If $\log_{12}18=a$, then what is $\log_{24}16$?
I was solving this and couldn't reach the result.
If $\log_{12}18=a$, then what is $\log_{24}16$?
I was solving this and couldn't reach the result.
Hint:
Use the two identities:
$$\begin{align}\log_{b} c &=\frac{1}{\log_c b}\\ \log_b(cd)&=\log_b c +\log_b d\end{align}$$
To get $a$ in terms of $\log_2 3$ and $\log_{24} 16$ in terms of $\log_2 3$.

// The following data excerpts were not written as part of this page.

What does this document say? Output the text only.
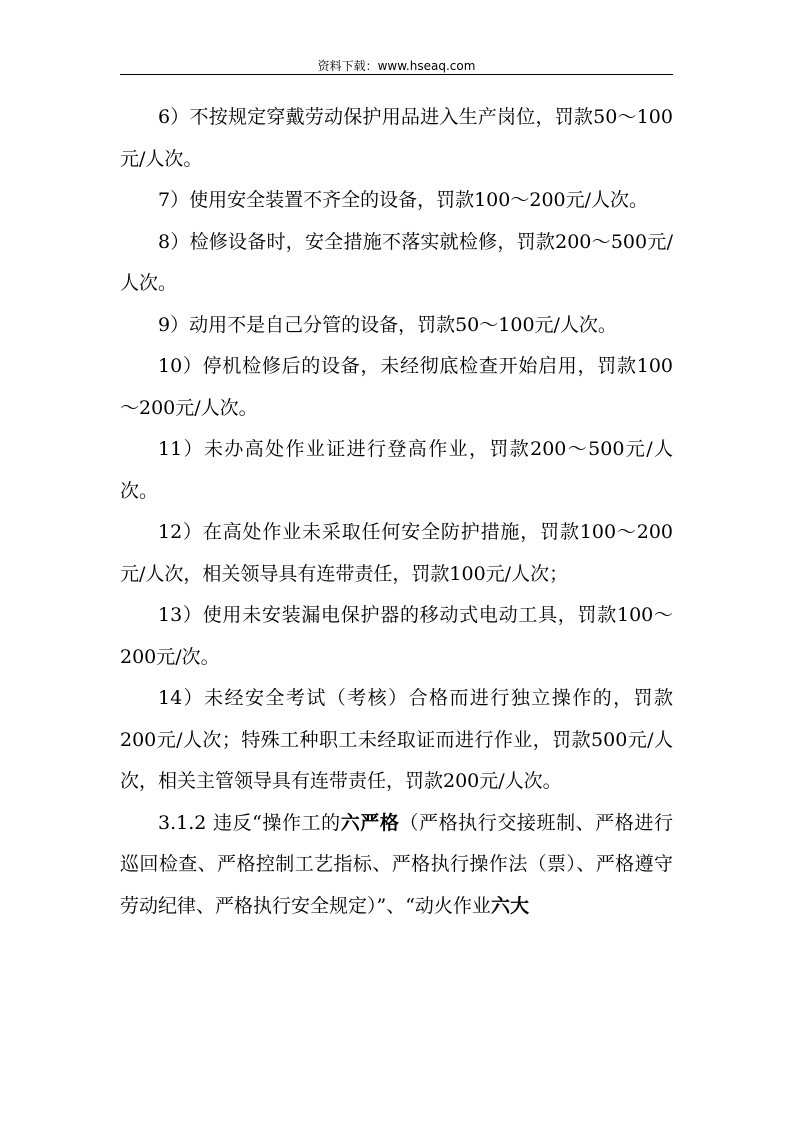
资料下载：www.hseaq.com

6）不按规定穿戴劳动保护用品进入生产岗位，罚款50～100元/人次。

7）使用安全装置不齐全的设备，罚款100～200元/人次。

8）检修设备时，安全措施不落实就检修，罚款200～500元/人次。

9）动用不是自己分管的设备，罚款50～100元/人次。

10）停机检修后的设备，未经彻底检查开始启用，罚款100～200元/人次。

11）未办高处作业证进行登高作业，罚款200～500元/人次。

12）在高处作业未采取任何安全防护措施，罚款100～200元/人次，相关领导具有连带责任，罚款100元/人次；

13）使用未安装漏电保护器的移动式电动工具，罚款100～200元/次。

14）未经安全考试（考核）合格而进行独立操作的，罚款200元/人次；特殊工种职工未经取证而进行作业，罚款500元/人次，相关主管领导具有连带责任，罚款200元/人次。

3.1.2 违反“操作工的六严格（严格执行交接班制、严格进行巡回检查、严格控制工艺指标、严格执行操作法（票）、严格遵守劳动纪律、严格执行安全规定）”、“动火作业六大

Alternative hint: using $\;\log_a b = \cfrac{\ln b}{\ln a}\;$ it follows that:
$a = \log_{12}{18}=\cfrac{\ln 18}{\ln 12}= \cfrac{\ln 2 \cdot 3^2}{\ln 2^2\cdot 3} = \cfrac{\ln 2 + 2 \ln 3}{2 \ln 2 + \ln 3}=\cfrac{1 + 2 \cfrac{\ln 3}{\ln 2}}{2 + \cfrac{\ln 3}{\ln 2}}=\cfrac{1 + 2 \log_2 3}{2 + \log_2 3}$
$\log_{24}{16}=\cfrac{\ln 16}{\ln 24}=\cfrac{\ln 2^4}{\ln 2^3 \cdot 3}=\cfrac{4 \ln 2}{3 \ln 2 + \ln 3}=\cfrac{4}{3+\cfrac{\ln 3}{\ln 2}}=\cfrac{4}{3 + \log_2 3}$
Eliminating $\,\log_2 3\,$ between the two expressions gives $\,\log_{24}{16}\,$ in terms of $\,a\,$.